At midnight, the famous Orient Express train is stopped in its tracks by a snowdrift. By morning, one of the passengers is dead – stabbed a dozen times. Isolated by a storm and with a killer onboard, detective Hercule Poirot must find the culprit.
The newest film adaptation of Agatha Christie’s 1934 murder mystery novel was released in UK cinemas in 3rd November 2017, directed by and starring Kenneth Branagh as Hercule Poirot.
I read Murder on the Orient Express for the first time around this time last year, and although I wrote notes, I never published a book review. However, after seeing the film adaptation last week, I thought it an appropriate time to revisit my notes and finally write a book review.

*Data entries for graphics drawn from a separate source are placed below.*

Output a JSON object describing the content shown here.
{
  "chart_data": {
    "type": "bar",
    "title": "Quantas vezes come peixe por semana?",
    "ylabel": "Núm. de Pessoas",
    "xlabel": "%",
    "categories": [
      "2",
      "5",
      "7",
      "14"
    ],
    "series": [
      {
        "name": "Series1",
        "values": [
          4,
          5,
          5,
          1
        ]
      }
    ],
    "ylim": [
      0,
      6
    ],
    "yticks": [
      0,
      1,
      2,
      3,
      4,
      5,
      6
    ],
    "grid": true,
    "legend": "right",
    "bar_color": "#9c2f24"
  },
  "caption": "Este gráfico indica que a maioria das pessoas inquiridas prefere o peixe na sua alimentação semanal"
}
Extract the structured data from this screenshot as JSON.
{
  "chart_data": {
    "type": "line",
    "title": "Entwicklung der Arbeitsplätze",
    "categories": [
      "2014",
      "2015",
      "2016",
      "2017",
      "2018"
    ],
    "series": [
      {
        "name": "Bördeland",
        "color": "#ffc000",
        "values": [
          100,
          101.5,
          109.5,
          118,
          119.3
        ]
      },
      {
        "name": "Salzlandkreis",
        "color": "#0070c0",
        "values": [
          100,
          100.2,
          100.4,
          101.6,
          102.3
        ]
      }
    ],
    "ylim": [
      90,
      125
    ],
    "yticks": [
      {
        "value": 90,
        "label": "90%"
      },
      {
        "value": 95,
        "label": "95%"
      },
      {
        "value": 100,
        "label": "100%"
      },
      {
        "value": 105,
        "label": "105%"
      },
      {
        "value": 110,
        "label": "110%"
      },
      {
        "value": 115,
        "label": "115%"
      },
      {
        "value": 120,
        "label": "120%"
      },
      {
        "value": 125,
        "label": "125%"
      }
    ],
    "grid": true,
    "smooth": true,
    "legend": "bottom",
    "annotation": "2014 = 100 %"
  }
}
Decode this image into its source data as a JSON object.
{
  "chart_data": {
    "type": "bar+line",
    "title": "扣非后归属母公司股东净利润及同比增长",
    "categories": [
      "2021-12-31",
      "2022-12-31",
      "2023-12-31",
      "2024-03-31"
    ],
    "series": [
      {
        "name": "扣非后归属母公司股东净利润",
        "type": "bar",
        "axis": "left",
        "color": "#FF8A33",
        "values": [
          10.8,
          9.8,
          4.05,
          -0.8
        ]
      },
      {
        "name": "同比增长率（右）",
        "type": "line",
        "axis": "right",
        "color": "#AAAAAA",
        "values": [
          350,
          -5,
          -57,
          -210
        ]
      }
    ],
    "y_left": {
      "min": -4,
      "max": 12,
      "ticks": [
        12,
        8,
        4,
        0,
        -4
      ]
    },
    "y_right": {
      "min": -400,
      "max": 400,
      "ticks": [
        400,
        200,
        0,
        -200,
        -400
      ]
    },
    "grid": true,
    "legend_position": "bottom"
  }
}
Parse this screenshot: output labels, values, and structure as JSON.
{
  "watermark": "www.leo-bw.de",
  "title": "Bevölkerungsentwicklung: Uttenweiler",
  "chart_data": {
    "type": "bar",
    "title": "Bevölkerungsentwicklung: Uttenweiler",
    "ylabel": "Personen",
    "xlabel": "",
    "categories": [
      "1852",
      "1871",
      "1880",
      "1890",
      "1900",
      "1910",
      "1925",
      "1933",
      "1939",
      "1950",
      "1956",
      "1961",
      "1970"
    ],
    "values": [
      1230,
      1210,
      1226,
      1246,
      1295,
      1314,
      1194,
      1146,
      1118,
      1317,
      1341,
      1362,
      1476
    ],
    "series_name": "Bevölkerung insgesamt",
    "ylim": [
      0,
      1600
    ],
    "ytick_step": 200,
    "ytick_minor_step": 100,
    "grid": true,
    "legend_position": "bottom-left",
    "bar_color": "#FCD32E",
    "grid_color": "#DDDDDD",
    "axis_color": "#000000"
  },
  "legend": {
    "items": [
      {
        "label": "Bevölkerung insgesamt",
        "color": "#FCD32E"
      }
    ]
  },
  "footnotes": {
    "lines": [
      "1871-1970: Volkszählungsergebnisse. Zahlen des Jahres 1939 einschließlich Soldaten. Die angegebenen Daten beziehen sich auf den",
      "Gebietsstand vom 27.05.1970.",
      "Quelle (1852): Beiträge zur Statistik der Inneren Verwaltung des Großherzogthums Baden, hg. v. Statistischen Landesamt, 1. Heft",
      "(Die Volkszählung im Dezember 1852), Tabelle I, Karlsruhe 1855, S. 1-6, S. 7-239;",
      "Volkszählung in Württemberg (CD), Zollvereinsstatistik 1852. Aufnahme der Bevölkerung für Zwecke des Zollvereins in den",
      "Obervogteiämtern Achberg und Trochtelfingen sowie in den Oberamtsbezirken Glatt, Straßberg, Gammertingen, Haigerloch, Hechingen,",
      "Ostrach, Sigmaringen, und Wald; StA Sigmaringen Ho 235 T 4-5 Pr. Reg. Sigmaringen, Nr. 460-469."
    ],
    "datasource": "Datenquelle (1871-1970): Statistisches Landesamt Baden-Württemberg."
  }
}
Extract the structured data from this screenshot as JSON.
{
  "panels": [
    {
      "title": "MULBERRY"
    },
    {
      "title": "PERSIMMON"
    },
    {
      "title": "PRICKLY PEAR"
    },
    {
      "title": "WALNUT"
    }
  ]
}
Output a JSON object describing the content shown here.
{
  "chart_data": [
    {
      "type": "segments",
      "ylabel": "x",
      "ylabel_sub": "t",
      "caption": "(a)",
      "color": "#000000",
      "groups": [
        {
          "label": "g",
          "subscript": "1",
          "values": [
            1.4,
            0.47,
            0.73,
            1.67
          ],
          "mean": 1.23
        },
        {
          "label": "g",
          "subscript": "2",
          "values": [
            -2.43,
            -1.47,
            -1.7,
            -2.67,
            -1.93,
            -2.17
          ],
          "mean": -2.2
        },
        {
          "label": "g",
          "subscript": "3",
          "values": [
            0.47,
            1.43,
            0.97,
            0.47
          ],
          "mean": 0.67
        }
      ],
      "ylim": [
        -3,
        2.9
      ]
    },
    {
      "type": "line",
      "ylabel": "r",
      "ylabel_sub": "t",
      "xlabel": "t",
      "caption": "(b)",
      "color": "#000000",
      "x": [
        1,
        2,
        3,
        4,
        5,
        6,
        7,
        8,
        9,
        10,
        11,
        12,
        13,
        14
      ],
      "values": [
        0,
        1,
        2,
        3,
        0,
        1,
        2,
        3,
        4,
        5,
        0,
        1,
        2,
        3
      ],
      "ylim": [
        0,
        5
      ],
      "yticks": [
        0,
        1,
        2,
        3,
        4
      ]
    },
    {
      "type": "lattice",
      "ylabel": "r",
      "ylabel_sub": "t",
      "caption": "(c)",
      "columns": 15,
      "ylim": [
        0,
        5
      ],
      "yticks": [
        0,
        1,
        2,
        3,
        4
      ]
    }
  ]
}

I really, really liked this book.
I haven’t read much by Agatha Christie, but I found her writing style surprisingly easy to read, which was a great way into the story.
Murder on the Orient Express is the first Poirot story I’ve ever read, though it’s the tenth published by Christie.
He is quirky and clever, drawing on stereotypes introduced by characters like Sherlock Holmes, such as the extraordinarily talented and secluded intellectual. Poirot, however, whilst he prefers solidarity, integrates with society in a polite and courteous manner and, to the best of my knowledge, does not struggle with an opium addiction. For these reasons, I enjoyed Poirot’s character more than Sherlock, and I liked reading Poirot work his way to conclusions.
I liked the mix of lots of characters, all trapped in one singular place, who all had different stories and personalities, and yet Poirot was able to find various connections between them in interesting and subtle ways.
Film Comment: I think this subtlety was lost somewhat when translated to the big screen, in the process of condensing the narrative into a just under 2-hour film.
I thought the book was satirical, particularly in the interactions between Hercule Poirot, and his friend M. Bouc. This satire was carried across to the film, albeit in different ways.
In the book, Bouc is aware of the stereotypical methods of looking for clues, and subsequently thinks almost every object on the train is a clue. Undoubtedly, this is the approach the “untrained” mind – the mind of the reader – would take; Poirot satirises this with quips directed at Bouc, and instead leads the reader’s attention to the tiniest and seemingly most insignificant details, which are the most telling.
The final reveal of the culprit surprised me, challenging my own theories I’d created in my head and making me think in different ways.
Minor Spoiler: There was a reluctance to condemn the act of murder, because of the reason it was committed. I think murder is murder, and if we begin to justify some murder over others, regardless of intentions or motivations, it creates a risky, slippery slope of vigilante justice. Admittedly though, this frustration was admittedly drawn out more by the film adaptation.
Overall, I really enjoyed this book, and I really liked the newest film adaptation as well; Branagh captured the character of Poirot well, and the cinematography was visually stunning. I recommend both!
News of a second Poirot film with Kenneth Branagh, an adaptation of Death on the Nile, is already spreading. If this is the case, I can’t wait to read Death on the Nile next.